Thursday, May 22, 2014

"The Girl You Left Behind," by Jojo Moyes

The Protagonist: Sophie Bessette. The owner of a little hotel called Le Coq Rouge in a small French town under German occupation in WWI.
Her Angst: Her artist husband's away at the front, and the only reminder of him is his portrait of her - a painting the local German  Kommandant covets.

The Other Protagonist: Liv Halston. A widow in 2006 still living in a grieving fog four years after the death of her husband.
Her Angst: The only reminder of him is a portrait he bought for her in Europe - a portrait she's being ordered to return for being looted in WWI.

The Word: How much is a painting really worth? Jojo Moyes, who blew me away with Me Before You, examines this in The Girl You Left Behind.

The title refers to the name of a portrait painted by Edouard Bessette, a minor student of Matisse who is away fighting during the Great War. His wife, Sophie, has not seen her husband for two years - two miserable years spent in a French village occupied by the Germans. Her only solace is The Girl You Left Behind, one of Edouard's portraits of her. Both the portrait and Sophie catch the attention of the Kommandant of her village. When Sophie learns that her husband has been sent to a horrific war camp, she decides to make the Kommandant a trade in exchange for her husband's safety.

Almost a hundred years later, in 2006, Liv Halston is living a similarly sad and narrow life. Mired in grief, drowning in debt, her life is devoted to preserving her deceased husband's house, even though she can no longer afford to live in it. She, like Sophie, takes comfort from The Girl You Left Behind, a beautiful painting of uncertain provenance that her husband bought for her during their honeymoon.

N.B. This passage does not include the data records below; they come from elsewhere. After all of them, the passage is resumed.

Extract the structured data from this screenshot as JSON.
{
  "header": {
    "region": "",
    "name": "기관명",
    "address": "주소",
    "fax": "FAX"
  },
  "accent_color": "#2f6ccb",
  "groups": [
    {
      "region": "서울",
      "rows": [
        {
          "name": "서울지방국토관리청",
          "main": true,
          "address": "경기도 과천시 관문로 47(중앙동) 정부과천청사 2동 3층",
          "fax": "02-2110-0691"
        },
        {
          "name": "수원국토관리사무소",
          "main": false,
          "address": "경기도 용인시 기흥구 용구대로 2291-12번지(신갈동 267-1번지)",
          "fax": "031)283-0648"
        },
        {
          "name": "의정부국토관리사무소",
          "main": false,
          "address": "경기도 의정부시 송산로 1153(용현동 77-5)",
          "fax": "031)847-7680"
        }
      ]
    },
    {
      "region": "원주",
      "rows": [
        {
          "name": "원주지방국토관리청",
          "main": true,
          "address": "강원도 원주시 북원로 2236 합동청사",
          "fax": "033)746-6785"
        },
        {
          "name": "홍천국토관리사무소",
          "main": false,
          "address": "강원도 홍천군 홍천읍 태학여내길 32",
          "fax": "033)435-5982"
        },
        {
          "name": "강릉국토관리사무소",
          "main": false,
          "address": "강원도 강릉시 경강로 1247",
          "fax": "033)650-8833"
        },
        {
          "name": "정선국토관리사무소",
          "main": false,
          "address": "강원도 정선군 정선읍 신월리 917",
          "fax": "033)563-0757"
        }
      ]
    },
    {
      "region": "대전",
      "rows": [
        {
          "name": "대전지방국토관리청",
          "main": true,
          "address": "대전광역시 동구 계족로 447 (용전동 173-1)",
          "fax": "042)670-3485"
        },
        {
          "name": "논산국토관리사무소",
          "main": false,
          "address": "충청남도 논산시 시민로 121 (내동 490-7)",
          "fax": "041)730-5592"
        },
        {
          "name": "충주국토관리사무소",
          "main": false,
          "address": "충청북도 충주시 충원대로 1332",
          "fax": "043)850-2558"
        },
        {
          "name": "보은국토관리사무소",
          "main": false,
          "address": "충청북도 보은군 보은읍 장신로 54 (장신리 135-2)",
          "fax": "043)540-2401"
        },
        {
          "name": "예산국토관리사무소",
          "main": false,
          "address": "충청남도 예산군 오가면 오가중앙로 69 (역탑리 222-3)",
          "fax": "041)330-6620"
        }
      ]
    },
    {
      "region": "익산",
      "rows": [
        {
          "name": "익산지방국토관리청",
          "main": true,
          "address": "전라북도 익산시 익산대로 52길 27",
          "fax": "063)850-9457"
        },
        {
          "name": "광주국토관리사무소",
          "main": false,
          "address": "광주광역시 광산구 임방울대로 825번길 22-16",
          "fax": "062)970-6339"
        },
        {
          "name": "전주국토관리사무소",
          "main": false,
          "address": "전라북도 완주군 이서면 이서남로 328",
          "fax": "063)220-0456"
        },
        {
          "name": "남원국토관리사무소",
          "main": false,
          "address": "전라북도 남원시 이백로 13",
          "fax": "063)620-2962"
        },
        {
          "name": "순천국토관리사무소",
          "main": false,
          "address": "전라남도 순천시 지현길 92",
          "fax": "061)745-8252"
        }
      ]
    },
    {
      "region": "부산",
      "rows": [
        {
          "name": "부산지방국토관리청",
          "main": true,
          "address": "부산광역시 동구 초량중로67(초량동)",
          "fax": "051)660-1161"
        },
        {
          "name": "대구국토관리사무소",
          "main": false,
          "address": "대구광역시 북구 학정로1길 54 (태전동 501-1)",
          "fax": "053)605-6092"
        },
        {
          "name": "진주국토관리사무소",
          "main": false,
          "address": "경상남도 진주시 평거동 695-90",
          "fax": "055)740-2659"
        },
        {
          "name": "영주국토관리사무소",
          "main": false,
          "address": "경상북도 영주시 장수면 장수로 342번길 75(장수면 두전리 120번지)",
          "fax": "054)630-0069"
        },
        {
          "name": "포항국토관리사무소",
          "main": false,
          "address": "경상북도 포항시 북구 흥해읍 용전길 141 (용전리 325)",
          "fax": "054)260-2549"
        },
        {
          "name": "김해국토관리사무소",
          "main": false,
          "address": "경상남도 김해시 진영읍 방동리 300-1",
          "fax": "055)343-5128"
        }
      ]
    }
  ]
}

She manages to break from her comfort zone long enough to meet and fall for Paul, a shy but righteous ex-cop who works for a company that rescues looted works of art - until he sees The Girl You Left Behind on her bedroom wall and recognizes it as a painting thought to have been stolen by the Germans during WWI. Awkward. Now the artist's descendants are demanding the painting be returned, but Liv refuses. In order to save the only joyous thing she has left from her marriage, she sets out to discover what really happened to Sophie Bessette during the war.

The novel reminded me a bit of the film The Monuments Men, which argued that great works of art transcend war and time and the paltry label of "just paint on canvas." They are more then mere objects, mere possessions. Liv holds onto a lot of things in her life, to her social and emotional detriment. She still lives in her dead husband's enormous, empty, cold house. She still lives in her grief. She doesn't socialize and has few friends. Her attachment to her painting, however, is different, because it's not a cold object. It's a connection to life, and not just hers - Sophie's, too. Her search for evidence, any evidence, that the painting's transfer of ownership was legal draws her out of her own isolation and and into the mystery of Sophie's life, and the myriad things they have in common.

For Paul, he has to learn the hard way that morality rarely comes in black and white. He used to be proud of his work, returning stolen portraits to war victims and their descendants, and at first he cannot understand why Liv refuses to part with The Girl You Left Behind. What about the Bessettes and what they suffered? Shouldn't the situation be cut and dry? However, lately all the people he meets at his job are disaffected grandchildren eager to recover their family's paintings in order to sell them for the millions they're now worth.

Okay, I'll admit, this aspect of the novel bothered me. It's not like a few restitution-seekers (like the ones claiming The Girl You Left Behind) wind up being soulless philistines who only want a quick cash grab. Every restitution-seeker depicted in the book is depicted that way, to the point where I wondered if the author was trying to send a message condemning restitution in general.

The rest of the book is lovely. While not quite as heart-wrenching as Me Before You, the novel is filled with small, startlingly beautiful details - like when, in Sophie's time, the villagers bury their valuables to hide them from the Germans but are foiled when the clock beneath the rutabagas begins the chime the hour. Moyes has a deft hand with description and throw-away details of human absurdity.

The Girl You Left Behind tells a lovely story about how two women in different centuries can share the same experience thanks to a single piece of art. It's also a telling examination of when holding onto something is an act of bravery, and when it's an unhealthy act of desperation.